Planning and execution effort for outcomes – It takes considerable resources to plan for change and then implement and execute. Knowing ahead of time we can gauge the appropriate amount of resources to be applied to support launch and change efforts. Early efforts need a lot of vision and support energies and often the outcomes we experience are underwhelming at first. When the new ideas take hold, we sometimes experience gains that are well beyond expectations or the resources we’ve committed to support growth. Flexibility in matching and optimizing natural growth or adoption patterns is helpful. And finally, as a natural part of any process, we reach a point in planning or execution where our inputs and resources experience diminishing returns. There are a few things we can to keep efforts moving forward.

Linking multiple curves together (jumping) – In most cases, a set of environmental (or sometimes internal) forces or conditions act on effort late in the S-curves growth to limit further growth. If these forces can be changed or disrupted, there is the possibility to reset the growth pattern and experience a second or third period of exponential growth or gain. In essence this reset is like linking two S-curves together - some call this curve jumping. Strategy can be intentionally crafted to both observe S-curve growth patterns and employ curve jumps at appropriate times.

Planned disruption – One way to do this is with planned disruption. Highly stable environments have many S-curve phenomena operating in the saturated growth stage. One way to stimulate growth is to intentionally destabilize the environment and direct energies and efforts to opportunity areas where exponential growth may next occur. But rather than random disruption the idea of targeted or planned disruption yields more expected results. Like positive turbulence, planned disruption is a tool for the strategy crafter; perhaps one not wielded in excess but with cautious prudence.

Adoption of ideas – Strategy, particularly when it’s focused on innovation, is often about putting new ideas into action and creating value. Idea generation and absorption follow S-curve growth patterns. When organizations or environments are continually barraged with new ideas, changing technologies, or redirected strategy, they shift toward slow growth as they are both saturated and grappling with the efforts of new growth. Keeping the organization in peak output relative to input requires a balanced timing of pushing change forward. We know that groups of individuals respond in predictable ways across a wide distribution of types.

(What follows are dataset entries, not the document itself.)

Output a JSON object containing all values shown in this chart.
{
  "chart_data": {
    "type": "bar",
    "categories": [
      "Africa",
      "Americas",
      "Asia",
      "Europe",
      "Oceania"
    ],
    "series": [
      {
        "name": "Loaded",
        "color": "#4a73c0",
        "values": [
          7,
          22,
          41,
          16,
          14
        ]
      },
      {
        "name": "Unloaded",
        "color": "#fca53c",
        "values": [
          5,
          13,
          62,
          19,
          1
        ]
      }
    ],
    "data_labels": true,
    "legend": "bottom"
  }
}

I will discuss this further along with the next curve, the normal curve.

Wednesday, May 4, 2016

Curves that Matter

I recall a conversation I had a few years ago with a colleague. We were attending a meeting of the Association for Managers of Innovation in Celebration, Florida and the group was leaving our meeting space to take a group photo. I can’t recall the spark that set us off, but we were talking about the S-curve (sigmoid curve or logistic function) at length. The curve essentially suggests that things grow rapidly at first until the environment is saturated until things grow more slowly and then eventually growth stops. We started to give examples to each other where the curve helped us understand something complicated, or how we used the curve to help us do something, and moved on to surprising places the curve explained something mysterious. Over the course of the 12 minutes or so that it took us to walk from the meeting room to the photo location and get organized for the picture, we uncovered a fair number of uses for the S-curve and joked about how it might be fascinating to do the same thing with the handful of ubiquitous curves that gave insight to so many processes. This conversation has stuck with me, somehow not fully resolved. Well, now four years later, never having done just that, here I am writing about these curves and how they all matter to Innovations in Strategy Crafting. I will explore different curves and give insight to a few applications of each for those crafting strategies and working with organizational change. More to come.